He developed a paper on clinical development to proactively address industry issues earlier this month and OSP put some questions to him in a bid to find out more.
In the context of accelerating study startup in clinical research and drug development, the integration of Federated Learning (FL) is highlighted as a pivotal advancement. Could you elaborate?
FL from de-identified and relevant data points from clinical research sites/hospital networks would pave the way for accelerated study startup. Currently, due to patient privacy concerns, many large healthcare datasets that could train AI algorithms remain locked away in silos. As data sharing regulations tighten, FL becomes crucial for AI-driven drug development and healthcare, as FL presents a promising future, where collaboration and model training can occur without compromising privacy.
Mainly because FL addresses disparities and benefits to under-served populations by enabling ML models to learn from diverse data without centrally aggregating patient information. This decentralized method avoids privacy concerns associated with traditional ML, allowing models to train on datasets from various sources without transferring patient data. The ability of FL to leverage a broader range of insights from data, including from any previously inaccessible datasets marks a substantial advancement in optimizing the learnings that could be deployed for clinical research and clinical care.
What is the significance of harmonized standards in clinical trials and in what ways do these standards streamline processes in clinical trial designs?
Harmonized standards in clinical trials aim to ensure consistency, quality, and interoperability in conducting trials. Some of the ways harmonized standards help in improving clinical trial designs include streamlining various processes in clinical trial designs, and reducing the time and resources required for protocol development, review, and approval.
Promoting the use of common data elements and formats to enable interoperability, making it easier to aggregate and compare data across different trials and research initiatives.
Incorporating guidelines for the integration of new technologies (e.g., digital health tools, remote monitoring) into trial designs, promoting their use in a standardized and compliant manner. It also, supports the implementation of adaptive trial designs, as it allows aspects of trials to be modified based on interim data analyses while maintaining the study’s integrity.
Slow adoption of technology by Contract Research Organizations (CROs) is adversely impacting the efficiency and quality of clinical trials. Can you please elaborate on the role of digitally enabled players in solving these issues with some examples?
Traditional CRO operating models could be disrupted by decoupling specific functions from the current state in a novel plug-and-play model that would alter the role play of incumbents. CROs continue to be plagued by various challenges to effectively execute clinical trials mainly arising from their traditional approaches and the slow and siloed adoption of technology.
Thus, partnerships with digitally enabled players with healthcare domain expertise can significantly improve various functions which will enhance the efficiency of clinical trials and the quality of study outcomes. Two key areas that can benefit from these initiatives patient recruitment and retention: Geo-fenced, hyper-local omnichannel campaigns for trial awareness with nuanced content that encourages diversity and inclusivity, workflow-enabled digital marketing for patient recruitment, and patient engagement apps along with empathetic human interactions ensure wider outreach and better patient engagement.
The other area is the automation of the data and content supply chains from Protocol to CSR: digitization of the Protocol, leading to the automated creation of a reusable library of annotated eCRFs with an ability to deploy to any EDC, automated creation of standardized data assets conforming to industry standards, and automated creation of statistical outputs (TLFs). Content automation using GenAI would help enhance the efficiency and effectiveness of regulatory writing.

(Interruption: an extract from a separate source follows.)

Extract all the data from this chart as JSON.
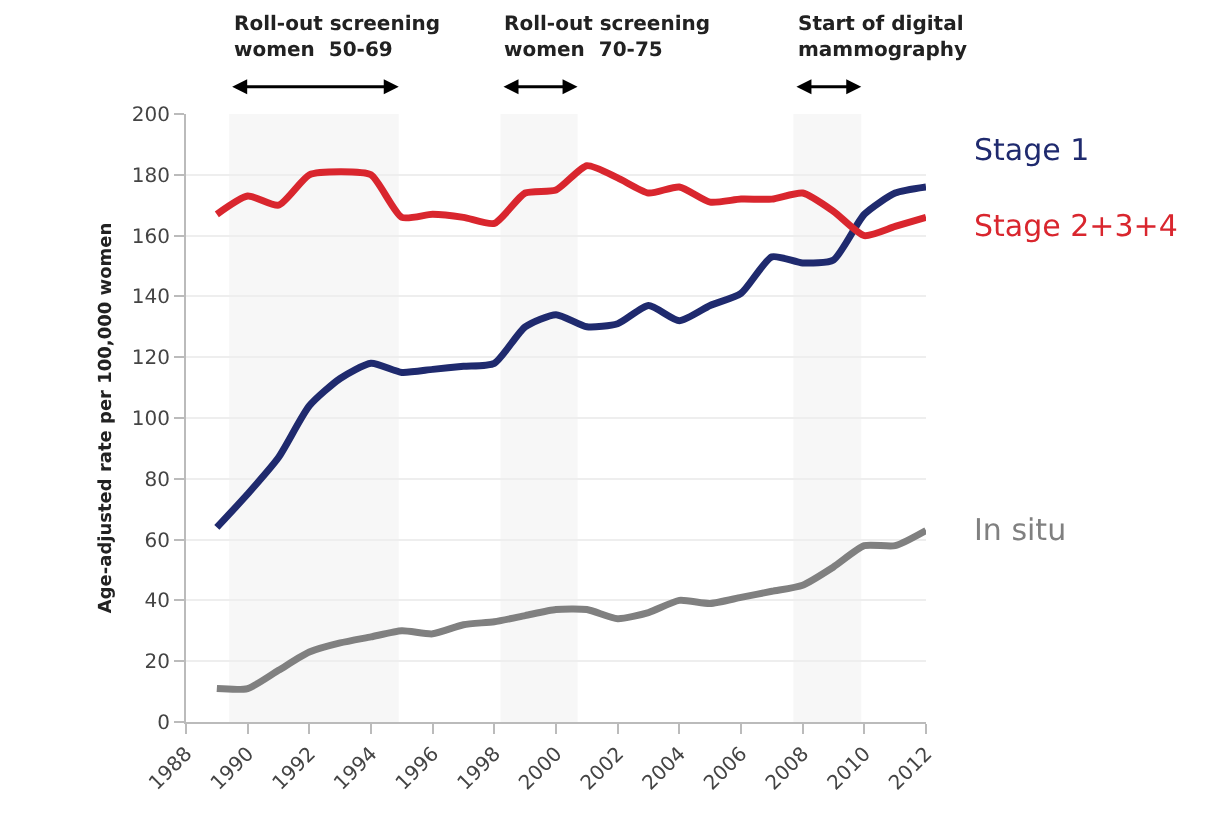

How do you envision the integration of GenAI in pharmaceutical companies, particularly in accelerating clinical trials? What measurable improvements can sponsors expect to achieve by adopting GenAI in the drug development process?
GenAI would help pave the way for a new set of domain-rich resource profiles that will lead to a ‘self-serve’ model when it comes to simplified usage of technology. GenAI holds immense potential for pharmaceutical companies, accurately predicting drug success in clinical trials and offering benefits such as increased speed, efficiency, and cost reduction in drug development. By automating labor-intensive tasks, GenAI accelerates early-stage drug breakthroughs, optimizes drug candidates, and expedites research. A recent study conducted by BCG highlights two primary use cases of GenAI in clinical development.
These include automating medical document generation in clinical development e.g. protocols, clinical-study reports, and regulatory affairs submissions), which can reduce medical-writing time by as much as 30%.